Тогда, больше чтобы подать совет, Званцев с оперными интонациями пропел в окно свою фамилию. Совет, по–видимому, поняли, так как «Лю–ю-ю на–а-а…» было произнесено теперь тоже нараспев. Но было уже очевидно, что никакой распев незнакомых слов помочь тут не может. С выражением отчаяния на лице Артист сжал виски руками.

–  Не тусуйся! – хлопнул его по спине Москва. Он относился к Званцеву несколько покровительственно. Талантливый артист всё равно оставался беспомощным фраером. – Сейчас мы твоей бабе ксиву пульнем!

Потребовав у Артиста один из его носков, Москва быстро отмотал от него длинную нитку. Затем выпросил у кого–то коротенький огрызок карандаша. Догадавшись, для чего делаются эти приготовления, Званцев достал полученное перед самым отправлением на этап письмо из дому. На его оборотной стороне оставалось еще немного чистого поля для записки. Белую бумагу, однако, забраковали. Предпочтительнее оборотная сторона махорочной обертки. Коричневая бумажка не так заметна на фоне неотштукатуренной кирпичной стены.

Укрывшись за спиной Москвы, чтобы запретное в тюрьме писание не было замечено через глазок в двери камеры, Артист выводил на рыхлой бумажке округлые, какие–то детские каракули. Так получалось потому, что тупой карандашный огрызок приходилось держать самыми кончиками пальцев. Он был слишком коротким, чтобы взять его поудобнее. Содержание ксивы было предельно кратким: «Званцев Сурен. С–ская опера. 58–6, 8 л.».

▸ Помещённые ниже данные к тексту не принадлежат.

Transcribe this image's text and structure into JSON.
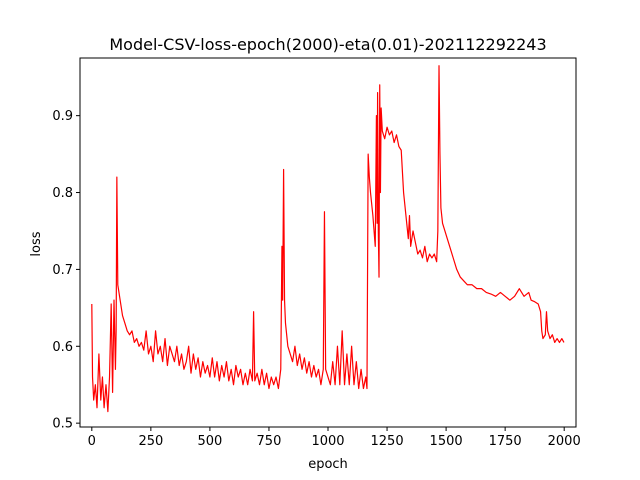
{
  "chart_data": {
    "type": "line",
    "title": "Model-CSV-loss-epoch(2000)-eta(0.01)-202112292243",
    "xlabel": "epoch",
    "ylabel": "loss",
    "xlim": [
      -50,
      2050
    ],
    "ylim": [
      0.495,
      0.975
    ],
    "x_ticks": [
      0,
      250,
      500,
      750,
      1000,
      1250,
      1500,
      1750,
      2000
    ],
    "x_tick_labels": [
      "0",
      "250",
      "500",
      "750",
      "1000",
      "1250",
      "1500",
      "1750",
      "2000"
    ],
    "y_ticks": [
      0.5,
      0.6,
      0.7,
      0.8,
      0.9
    ],
    "y_tick_labels": [
      "0.5",
      "0.6",
      "0.7",
      "0.8",
      "0.9"
    ],
    "grid": false,
    "legend": "none",
    "series": [
      {
        "color": "#ff0000",
        "points": [
          [
            0,
            0.655
          ],
          [
            3,
            0.56
          ],
          [
            8,
            0.53
          ],
          [
            15,
            0.55
          ],
          [
            22,
            0.52
          ],
          [
            30,
            0.59
          ],
          [
            38,
            0.53
          ],
          [
            45,
            0.56
          ],
          [
            52,
            0.52
          ],
          [
            60,
            0.55
          ],
          [
            68,
            0.515
          ],
          [
            75,
            0.56
          ],
          [
            82,
            0.655
          ],
          [
            88,
            0.54
          ],
          [
            94,
            0.66
          ],
          [
            100,
            0.57
          ],
          [
            103,
            0.62
          ],
          [
            106,
            0.82
          ],
          [
            110,
            0.68
          ],
          [
            115,
            0.67
          ],
          [
            120,
            0.66
          ],
          [
            130,
            0.64
          ],
          [
            140,
            0.63
          ],
          [
            150,
            0.62
          ],
          [
            160,
            0.615
          ],
          [
            170,
            0.62
          ],
          [
            180,
            0.605
          ],
          [
            190,
            0.61
          ],
          [
            200,
            0.6
          ],
          [
            210,
            0.605
          ],
          [
            220,
            0.595
          ],
          [
            230,
            0.62
          ],
          [
            240,
            0.59
          ],
          [
            250,
            0.6
          ],
          [
            260,
            0.58
          ],
          [
            270,
            0.62
          ],
          [
            280,
            0.59
          ],
          [
            290,
            0.6
          ],
          [
            300,
            0.58
          ],
          [
            310,
            0.61
          ],
          [
            320,
            0.575
          ],
          [
            330,
            0.6
          ],
          [
            340,
            0.59
          ],
          [
            350,
            0.58
          ],
          [
            360,
            0.6
          ],
          [
            370,
            0.575
          ],
          [
            380,
            0.59
          ],
          [
            390,
            0.57
          ],
          [
            400,
            0.58
          ],
          [
            410,
            0.6
          ],
          [
            420,
            0.565
          ],
          [
            430,
            0.59
          ],
          [
            440,
            0.57
          ],
          [
            450,
            0.585
          ],
          [
            460,
            0.56
          ],
          [
            470,
            0.58
          ],
          [
            480,
            0.565
          ],
          [
            490,
            0.575
          ],
          [
            500,
            0.56
          ],
          [
            510,
            0.585
          ],
          [
            520,
            0.56
          ],
          [
            530,
            0.58
          ],
          [
            540,
            0.555
          ],
          [
            550,
            0.575
          ],
          [
            560,
            0.56
          ],
          [
            570,
            0.58
          ],
          [
            580,
            0.555
          ],
          [
            590,
            0.57
          ],
          [
            600,
            0.55
          ],
          [
            610,
            0.575
          ],
          [
            620,
            0.56
          ],
          [
            630,
            0.57
          ],
          [
            640,
            0.55
          ],
          [
            650,
            0.565
          ],
          [
            660,
            0.55
          ],
          [
            670,
            0.57
          ],
          [
            680,
            0.555
          ],
          [
            685,
            0.645
          ],
          [
            690,
            0.555
          ],
          [
            700,
            0.565
          ],
          [
            710,
            0.55
          ],
          [
            720,
            0.57
          ],
          [
            730,
            0.55
          ],
          [
            740,
            0.565
          ],
          [
            750,
            0.545
          ],
          [
            760,
            0.56
          ],
          [
            770,
            0.55
          ],
          [
            780,
            0.56
          ],
          [
            790,
            0.545
          ],
          [
            800,
            0.57
          ],
          [
            805,
            0.73
          ],
          [
            808,
            0.66
          ],
          [
            812,
            0.83
          ],
          [
            816,
            0.66
          ],
          [
            820,
            0.63
          ],
          [
            830,
            0.6
          ],
          [
            840,
            0.59
          ],
          [
            850,
            0.58
          ],
          [
            860,
            0.6
          ],
          [
            870,
            0.575
          ],
          [
            880,
            0.59
          ],
          [
            890,
            0.57
          ],
          [
            900,
            0.585
          ],
          [
            910,
            0.565
          ],
          [
            920,
            0.58
          ],
          [
            930,
            0.56
          ],
          [
            940,
            0.575
          ],
          [
            950,
            0.56
          ],
          [
            960,
            0.57
          ],
          [
            970,
            0.55
          ],
          [
            980,
            0.57
          ],
          [
            985,
            0.775
          ],
          [
            990,
            0.57
          ],
          [
            1000,
            0.56
          ],
          [
            1010,
            0.55
          ],
          [
            1020,
            0.58
          ],
          [
            1030,
            0.55
          ],
          [
            1040,
            0.6
          ],
          [
            1050,
            0.55
          ],
          [
            1060,
            0.62
          ],
          [
            1070,
            0.55
          ],
          [
            1080,
            0.59
          ],
          [
            1090,
            0.55
          ],
          [
            1100,
            0.6
          ],
          [
            1110,
            0.55
          ],
          [
            1120,
            0.58
          ],
          [
            1130,
            0.545
          ],
          [
            1140,
            0.57
          ],
          [
            1150,
            0.545
          ],
          [
            1160,
            0.56
          ],
          [
            1165,
            0.545
          ],
          [
            1170,
            0.85
          ],
          [
            1175,
            0.82
          ],
          [
            1180,
            0.8
          ],
          [
            1190,
            0.77
          ],
          [
            1195,
            0.75
          ],
          [
            1200,
            0.73
          ],
          [
            1205,
            0.9
          ],
          [
            1208,
            0.76
          ],
          [
            1210,
            0.93
          ],
          [
            1213,
            0.75
          ],
          [
            1216,
            0.69
          ],
          [
            1219,
            0.94
          ],
          [
            1222,
            0.8
          ],
          [
            1225,
            0.91
          ],
          [
            1230,
            0.88
          ],
          [
            1240,
            0.87
          ],
          [
            1250,
            0.885
          ],
          [
            1260,
            0.875
          ],
          [
            1270,
            0.88
          ],
          [
            1280,
            0.865
          ],
          [
            1290,
            0.875
          ],
          [
            1300,
            0.86
          ],
          [
            1310,
            0.855
          ],
          [
            1320,
            0.8
          ],
          [
            1330,
            0.77
          ],
          [
            1340,
            0.74
          ],
          [
            1345,
            0.77
          ],
          [
            1350,
            0.73
          ],
          [
            1360,
            0.75
          ],
          [
            1370,
            0.735
          ],
          [
            1380,
            0.72
          ],
          [
            1390,
            0.725
          ],
          [
            1400,
            0.715
          ],
          [
            1410,
            0.73
          ],
          [
            1420,
            0.71
          ],
          [
            1430,
            0.72
          ],
          [
            1440,
            0.715
          ],
          [
            1450,
            0.72
          ],
          [
            1460,
            0.71
          ],
          [
            1465,
            0.75
          ],
          [
            1470,
            0.965
          ],
          [
            1474,
            0.85
          ],
          [
            1478,
            0.78
          ],
          [
            1485,
            0.76
          ],
          [
            1495,
            0.75
          ],
          [
            1505,
            0.74
          ],
          [
            1515,
            0.73
          ],
          [
            1530,
            0.715
          ],
          [
            1545,
            0.7
          ],
          [
            1560,
            0.69
          ],
          [
            1575,
            0.685
          ],
          [
            1590,
            0.68
          ],
          [
            1610,
            0.68
          ],
          [
            1630,
            0.675
          ],
          [
            1650,
            0.675
          ],
          [
            1670,
            0.67
          ],
          [
            1690,
            0.668
          ],
          [
            1710,
            0.665
          ],
          [
            1730,
            0.67
          ],
          [
            1750,
            0.665
          ],
          [
            1770,
            0.66
          ],
          [
            1790,
            0.665
          ],
          [
            1810,
            0.675
          ],
          [
            1830,
            0.665
          ],
          [
            1850,
            0.67
          ],
          [
            1860,
            0.66
          ],
          [
            1875,
            0.658
          ],
          [
            1890,
            0.655
          ],
          [
            1900,
            0.645
          ],
          [
            1905,
            0.62
          ],
          [
            1910,
            0.61
          ],
          [
            1920,
            0.615
          ],
          [
            1925,
            0.645
          ],
          [
            1930,
            0.62
          ],
          [
            1940,
            0.61
          ],
          [
            1950,
            0.615
          ],
          [
            1960,
            0.605
          ],
          [
            1970,
            0.61
          ],
          [
            1980,
            0.605
          ],
          [
            1990,
            0.61
          ],
          [
            1999,
            0.605
          ]
        ]
      }
    ]
  }
}
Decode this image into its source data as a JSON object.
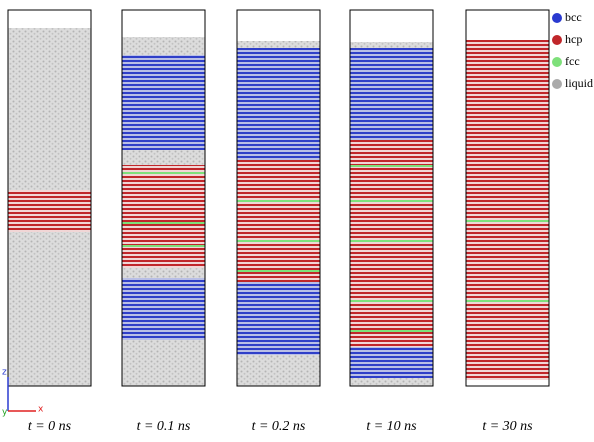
{
  "panels": [
    {
      "label": "t = 0 ns"
    },
    {
      "label": "t = 0.1 ns"
    },
    {
      "label": "t = 0.2 ns"
    },
    {
      "label": "t = 10 ns"
    },
    {
      "label": "t = 30 ns"
    }
  ],
  "legend": [
    {
      "label": "bcc"
    },
    {
      "label": "hcp"
    },
    {
      "label": "fcc"
    },
    {
      "label": "liquid"
    }
  ],
  "axes": {
    "z": "z",
    "x": "x",
    "y": "y"
  }
}
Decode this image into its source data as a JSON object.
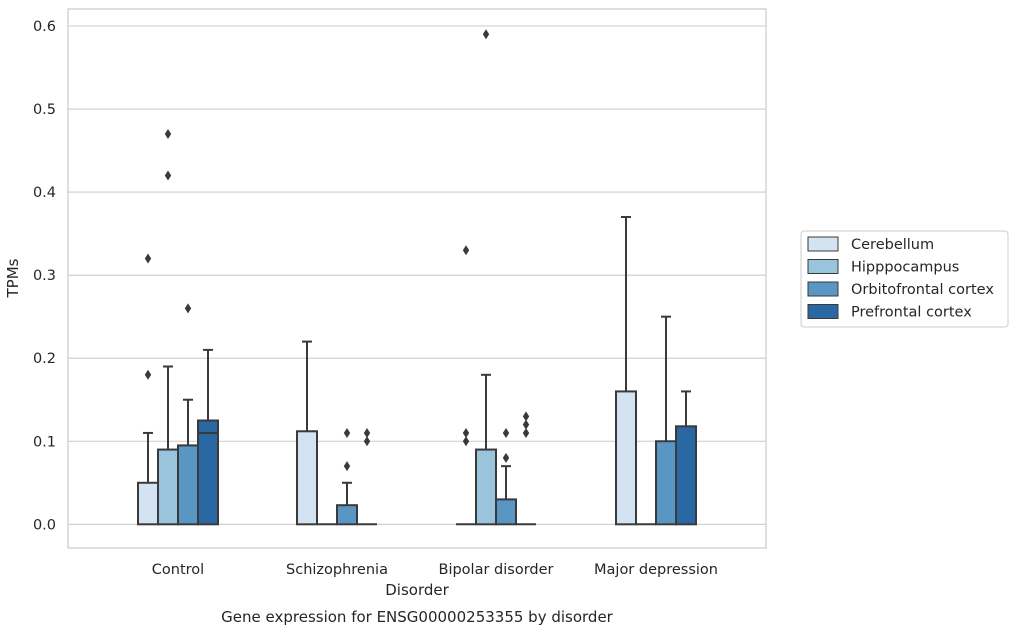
{
  "chart_data": {
    "type": "box",
    "title": "",
    "caption": "Gene expression for ENSG00000253355 by disorder",
    "xlabel": "Disorder",
    "ylabel": "TPMs",
    "ylim": [
      -0.028,
      0.622
    ],
    "yticks": [
      0.0,
      0.1,
      0.2,
      0.3,
      0.4,
      0.5,
      0.6
    ],
    "ytick_labels": [
      "0.0",
      "0.1",
      "0.2",
      "0.3",
      "0.4",
      "0.5",
      "0.6"
    ],
    "grid": "horizontal",
    "legend_position": "right-center",
    "categories": [
      "Control",
      "Schizophrenia",
      "Bipolar disorder",
      "Major depression"
    ],
    "series": [
      {
        "name": "Cerebellum",
        "color": "#d3e3f1",
        "boxes": [
          {
            "min": 0.0,
            "q1": 0.0,
            "median": 0.0,
            "q3": 0.05,
            "max": 0.11,
            "outliers": [
              0.18,
              0.32
            ]
          },
          {
            "min": 0.0,
            "q1": 0.0,
            "median": 0.0,
            "q3": 0.112,
            "max": 0.22,
            "outliers": []
          },
          {
            "min": 0.0,
            "q1": 0.0,
            "median": 0.0,
            "q3": 0.0,
            "max": 0.0,
            "outliers": [
              0.1,
              0.11,
              0.33
            ]
          },
          {
            "min": 0.0,
            "q1": 0.0,
            "median": 0.0,
            "q3": 0.16,
            "max": 0.37,
            "outliers": []
          }
        ]
      },
      {
        "name": "Hipppocampus",
        "color": "#9ac3dc",
        "boxes": [
          {
            "min": 0.0,
            "q1": 0.0,
            "median": 0.0,
            "q3": 0.09,
            "max": 0.19,
            "outliers": [
              0.42,
              0.47
            ]
          },
          {
            "min": 0.0,
            "q1": 0.0,
            "median": 0.0,
            "q3": 0.0,
            "max": 0.0,
            "outliers": []
          },
          {
            "min": 0.0,
            "q1": 0.0,
            "median": 0.0,
            "q3": 0.09,
            "max": 0.18,
            "outliers": [
              0.59
            ]
          },
          {
            "min": 0.0,
            "q1": 0.0,
            "median": 0.0,
            "q3": 0.0,
            "max": 0.0,
            "outliers": []
          }
        ]
      },
      {
        "name": "Orbitofrontal cortex",
        "color": "#5a96c4",
        "boxes": [
          {
            "min": 0.0,
            "q1": 0.0,
            "median": 0.0,
            "q3": 0.095,
            "max": 0.15,
            "outliers": [
              0.26
            ]
          },
          {
            "min": 0.0,
            "q1": 0.0,
            "median": 0.0,
            "q3": 0.023,
            "max": 0.05,
            "outliers": [
              0.07,
              0.11
            ]
          },
          {
            "min": 0.0,
            "q1": 0.0,
            "median": 0.0,
            "q3": 0.03,
            "max": 0.07,
            "outliers": [
              0.08,
              0.11
            ]
          },
          {
            "min": 0.0,
            "q1": 0.0,
            "median": 0.0,
            "q3": 0.1,
            "max": 0.25,
            "outliers": []
          }
        ]
      },
      {
        "name": "Prefrontal cortex",
        "color": "#2a68a3",
        "boxes": [
          {
            "min": 0.0,
            "q1": 0.0,
            "median": 0.11,
            "q3": 0.125,
            "max": 0.21,
            "outliers": []
          },
          {
            "min": 0.0,
            "q1": 0.0,
            "median": 0.0,
            "q3": 0.0,
            "max": 0.0,
            "outliers": [
              0.1,
              0.11
            ]
          },
          {
            "min": 0.0,
            "q1": 0.0,
            "median": 0.0,
            "q3": 0.0,
            "max": 0.0,
            "outliers": [
              0.11,
              0.12,
              0.13
            ]
          },
          {
            "min": 0.0,
            "q1": 0.0,
            "median": 0.0,
            "q3": 0.118,
            "max": 0.16,
            "outliers": []
          }
        ]
      }
    ]
  },
  "colors": {
    "grid": "#cccccc",
    "frame": "#cccccc",
    "box_edge": "#3a3a3a",
    "outlier": "#3a3a3a",
    "text": "#262626"
  }
}
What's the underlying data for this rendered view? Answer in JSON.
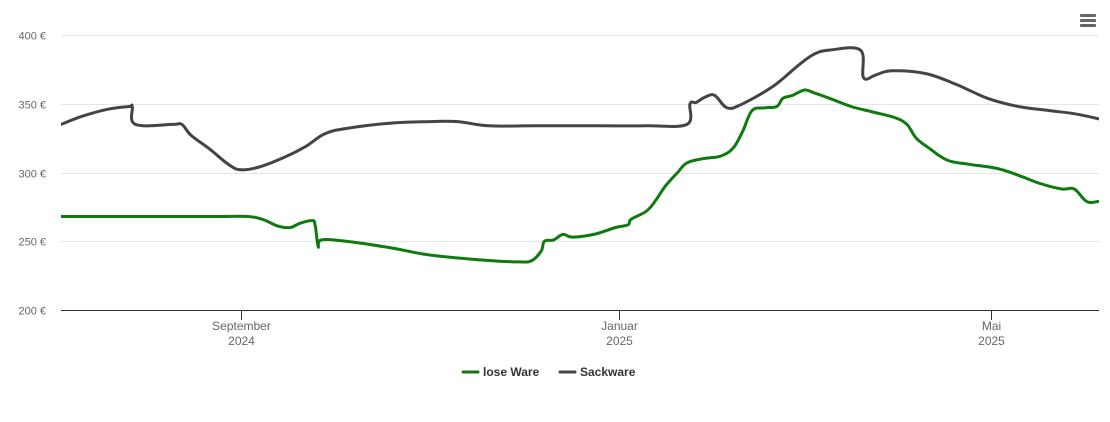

Без сообщения друг другу статьи и срока тюремные знакомства то же самое, что знакомства на воле без представления об общественном положении знакомящихся.

–  Ты и взаправду шпион? – удивился Москва, – или тебе это только пришили?

–  Пришили. – вздохнул Артист, – я за границей был, пению в Италии учился.

Лаконичность письма объяснялась еще и необходимостью оставить на записке место для ответа. В женской камере могло не оказаться ни бумаги, ни карандаша. Особенно если в ней одни только фраерши. Поэтому, обернув его письмом, вниз отправили на нитке и карандашный огрызок. Хорошо еще, что намордник перед окном не был зашит снизу досками как обычно. Это тоже было одно из проявлений режимной «слабины» на пересылке. Строгость «срочных» тюрем по части пресечения общения между арестантами подменялась здесь текучестью населения пересыльной тюрьмы. О чем могли договориться между собой этапники, которых через день, а может быть и через час, развезут по разным эшелонам, а затем и лагерям? Но это не значило, конечно, что если часовой с вышки заметит ползущую по стене ксиву, он не сообщит о совершенном нарушении по телефону дежурному по тюрьме. И тот примет меры, чтобы перехватить ксиву и отобрать один из наиболее строго запрещенных в тюрьме предметов – карандаш.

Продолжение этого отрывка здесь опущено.